L’abbrivio è folgorante: “Deux pieds” è un rock indolente che paga qualche giusto debito a Sua Maestà Jacques Dutronc (per giunta, ecco un altro pluriosannato in patria e misconosciuto oltre la linea Maginot), un rock pigro ma pieno di corpo, quasi un pugno allo stomaco al ralenty. Con “Diane de Poitiers” siamo già in piena definizione del Fersen style, una somma di filastrocche, di rimandi alla chanson française classica, di vaudeville, di brevi nuvolette jazz, di sprazzi di esotismo nordafricano, di furori balcanico-caucasici, di spensieratezze pop molto 60’s. “Les cravates”, per esempio, è un vero capolavoro in bilico tra Kinks, country e marcette anni ’30, un’escursione irresistibile tra cravatte a pois o in tinta unita che sembrano quasi inamidarsi per trasformarsi in coltelli che si rigirano tra le carni dei nostri splendori e delle nostre miserie.
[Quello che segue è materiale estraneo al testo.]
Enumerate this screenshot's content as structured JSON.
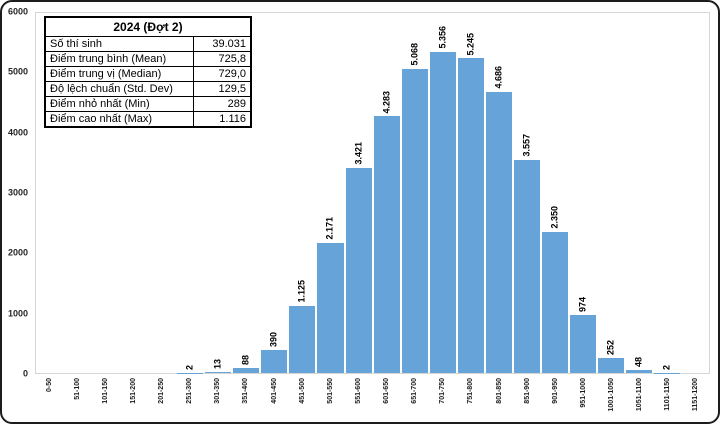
{
  "stats_table": {
    "title": "2024 (Đợt 2)",
    "rows": [
      {
        "label": "Số thí sinh",
        "value": "39.031"
      },
      {
        "label": "Điểm trung bình (Mean)",
        "value": "725,8"
      },
      {
        "label": "Điểm trung vị (Median)",
        "value": "729,0"
      },
      {
        "label": "Độ lệch chuẩn (Std. Dev)",
        "value": "129,5"
      },
      {
        "label": "Điểm nhỏ nhất (Min)",
        "value": "289"
      },
      {
        "label": "Điểm cao nhất (Max)",
        "value": "1.116"
      }
    ]
  },
  "chart_data": {
    "type": "bar",
    "title": "",
    "xlabel": "",
    "ylabel": "",
    "categories": [
      "0-50",
      "51-100",
      "101-150",
      "151-200",
      "201-250",
      "251-300",
      "301-350",
      "351-400",
      "401-450",
      "451-500",
      "501-550",
      "551-600",
      "601-650",
      "651-700",
      "701-750",
      "751-800",
      "801-850",
      "851-900",
      "901-950",
      "951-1000",
      "1001-1050",
      "1051-1100",
      "1101-1150",
      "1151-1200"
    ],
    "values": [
      0,
      0,
      0,
      0,
      0,
      2,
      13,
      88,
      390,
      1125,
      2171,
      3421,
      4283,
      5068,
      5356,
      5245,
      4686,
      3557,
      2350,
      974,
      252,
      48,
      2,
      0
    ],
    "bar_labels": [
      "",
      "",
      "",
      "",
      "",
      "2",
      "13",
      "88",
      "390",
      "1.125",
      "2.171",
      "3.421",
      "4.283",
      "5.068",
      "5.356",
      "5.245",
      "4.686",
      "3.557",
      "2.350",
      "974",
      "252",
      "48",
      "2",
      ""
    ],
    "ylim": [
      0,
      6000
    ],
    "y_ticks": [
      0,
      1000,
      2000,
      3000,
      4000,
      5000,
      6000
    ],
    "y_tick_labels": [
      "0",
      "1000",
      "2000",
      "3000",
      "4000",
      "5000",
      "6000"
    ],
    "bar_color": "#65A3D8",
    "grid": false,
    "legend": "none"
  }
}
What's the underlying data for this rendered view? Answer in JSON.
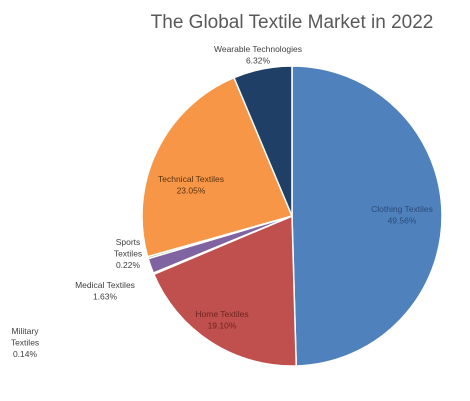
{
  "chart_data": {
    "type": "pie",
    "title": "The Global Textile Market in 2022",
    "slices": [
      {
        "label": "Clothing Textiles",
        "label_lines": [
          "Clothing Textiles"
        ],
        "value": 49.56,
        "value_text": "49.56%",
        "color": "#4f81bd",
        "text_color": "#2b4a78"
      },
      {
        "label": "Home Textiles",
        "label_lines": [
          "Home Textiles"
        ],
        "value": 19.1,
        "value_text": "19.10%",
        "color": "#c0504d",
        "text_color": "#6e2422"
      },
      {
        "label": "Military Textiles",
        "label_lines": [
          "Military",
          "Textiles"
        ],
        "value": 0.14,
        "value_text": "0.14%",
        "color": "#8aa9d6",
        "text_color": "#404040"
      },
      {
        "label": "Medical Textiles",
        "label_lines": [
          "Medical Textiles"
        ],
        "value": 1.63,
        "value_text": "1.63%",
        "color": "#8064a2",
        "text_color": "#404040"
      },
      {
        "label": "Sports Textiles",
        "label_lines": [
          "Sports",
          "Textiles"
        ],
        "value": 0.22,
        "value_text": "0.22%",
        "color": "#9bbb59",
        "text_color": "#404040"
      },
      {
        "label": "Technical Textiles",
        "label_lines": [
          "Technical Textiles"
        ],
        "value": 23.05,
        "value_text": "23.05%",
        "color": "#f79646",
        "text_color": "#5a3410"
      },
      {
        "label": "Wearable Technologies",
        "label_lines": [
          "Wearable Technologies"
        ],
        "value": 6.32,
        "value_text": "6.32%",
        "color": "#1f3f66",
        "text_color": "#404040"
      }
    ]
  }
}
La classicità fa capolino in “Né dans une rose”, meraviglia poetica e sonora, in precario e miracoloso equilibrio con il déjà vu, che genialmente neanche mai sfiora. E che dire di “Borborygmes”, scarna rappresentazione di un rapporto di coppia fatto di orifizi sibilanti e aliti pesanti, incorniciata all’interno di una melodia desolata, arida, dove la tragedia della routine viene salvata solo dal disincanto.
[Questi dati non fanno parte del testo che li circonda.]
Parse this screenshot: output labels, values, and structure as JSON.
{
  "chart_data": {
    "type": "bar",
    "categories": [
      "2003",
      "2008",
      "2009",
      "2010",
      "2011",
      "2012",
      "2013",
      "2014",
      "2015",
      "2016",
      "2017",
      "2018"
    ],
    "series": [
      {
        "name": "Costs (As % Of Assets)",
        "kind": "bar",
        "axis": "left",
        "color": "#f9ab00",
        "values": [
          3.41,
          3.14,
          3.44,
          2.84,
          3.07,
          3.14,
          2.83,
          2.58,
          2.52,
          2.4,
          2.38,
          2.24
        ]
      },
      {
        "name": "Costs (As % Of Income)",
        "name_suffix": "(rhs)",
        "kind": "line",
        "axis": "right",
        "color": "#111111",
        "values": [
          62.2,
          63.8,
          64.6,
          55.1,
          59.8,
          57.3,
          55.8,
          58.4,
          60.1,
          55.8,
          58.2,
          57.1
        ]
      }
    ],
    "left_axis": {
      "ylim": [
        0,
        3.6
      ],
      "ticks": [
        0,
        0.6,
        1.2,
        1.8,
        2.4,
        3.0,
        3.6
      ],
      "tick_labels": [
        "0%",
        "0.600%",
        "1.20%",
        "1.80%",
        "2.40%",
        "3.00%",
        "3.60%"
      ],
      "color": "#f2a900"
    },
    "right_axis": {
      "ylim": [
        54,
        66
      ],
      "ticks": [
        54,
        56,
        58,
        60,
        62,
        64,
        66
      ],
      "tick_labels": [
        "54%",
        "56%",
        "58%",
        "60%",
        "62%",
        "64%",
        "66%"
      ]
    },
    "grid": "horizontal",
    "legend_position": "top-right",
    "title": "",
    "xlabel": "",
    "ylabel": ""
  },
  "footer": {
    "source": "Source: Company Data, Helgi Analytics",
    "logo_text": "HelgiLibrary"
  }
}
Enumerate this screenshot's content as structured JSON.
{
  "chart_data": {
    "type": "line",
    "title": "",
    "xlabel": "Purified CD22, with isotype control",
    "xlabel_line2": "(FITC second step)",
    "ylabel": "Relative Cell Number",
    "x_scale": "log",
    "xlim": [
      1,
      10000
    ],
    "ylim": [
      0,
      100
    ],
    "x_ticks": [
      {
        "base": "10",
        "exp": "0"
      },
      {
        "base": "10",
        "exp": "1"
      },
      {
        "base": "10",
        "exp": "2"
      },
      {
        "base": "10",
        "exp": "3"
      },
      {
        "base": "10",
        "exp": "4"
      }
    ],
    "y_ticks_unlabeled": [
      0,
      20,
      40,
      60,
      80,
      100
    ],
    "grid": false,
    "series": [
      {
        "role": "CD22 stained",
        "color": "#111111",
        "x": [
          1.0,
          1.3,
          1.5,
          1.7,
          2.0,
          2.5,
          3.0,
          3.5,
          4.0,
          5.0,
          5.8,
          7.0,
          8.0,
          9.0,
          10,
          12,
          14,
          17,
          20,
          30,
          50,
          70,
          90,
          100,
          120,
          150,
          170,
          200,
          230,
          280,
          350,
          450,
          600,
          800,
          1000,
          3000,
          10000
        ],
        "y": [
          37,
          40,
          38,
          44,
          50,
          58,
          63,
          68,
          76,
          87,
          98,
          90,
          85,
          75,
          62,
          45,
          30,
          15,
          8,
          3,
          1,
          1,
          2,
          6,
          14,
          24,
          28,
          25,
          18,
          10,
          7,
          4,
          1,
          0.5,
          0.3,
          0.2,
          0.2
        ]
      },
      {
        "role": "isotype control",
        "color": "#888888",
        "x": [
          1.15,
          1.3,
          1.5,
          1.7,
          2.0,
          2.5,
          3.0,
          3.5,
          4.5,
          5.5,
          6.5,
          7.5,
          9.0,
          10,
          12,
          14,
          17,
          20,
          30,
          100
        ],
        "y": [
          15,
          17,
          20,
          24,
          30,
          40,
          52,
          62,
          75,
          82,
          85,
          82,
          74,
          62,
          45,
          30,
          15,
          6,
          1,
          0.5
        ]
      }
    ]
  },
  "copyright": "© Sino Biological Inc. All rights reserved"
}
Prima di arrivare a “Les malheurs du lion”, finale coraggiosamente intimo e sottotraccia (è pur sempre un live!…), si passa attraverso grandi cavalcate dal sapore est europeo (“Bucéphale” e “Saint-Jean-du-Doigt”), furiosi crescendo dove s’immaginano formidabili cavalieri cosacchi galoppare furiosi sugli Champs Elysées, come se la spugna Parigi, una volta strizzata, potesse riportare in vita ogni lontana storia di tutte le genti che l’hanno progressivamente popolata. Thomas Fersen sembra avere la giusta dose di genio e sensibilità per potere spremere umori e racconti dalla sua città-spugna: per questo noi gliene saremo riconoscenti.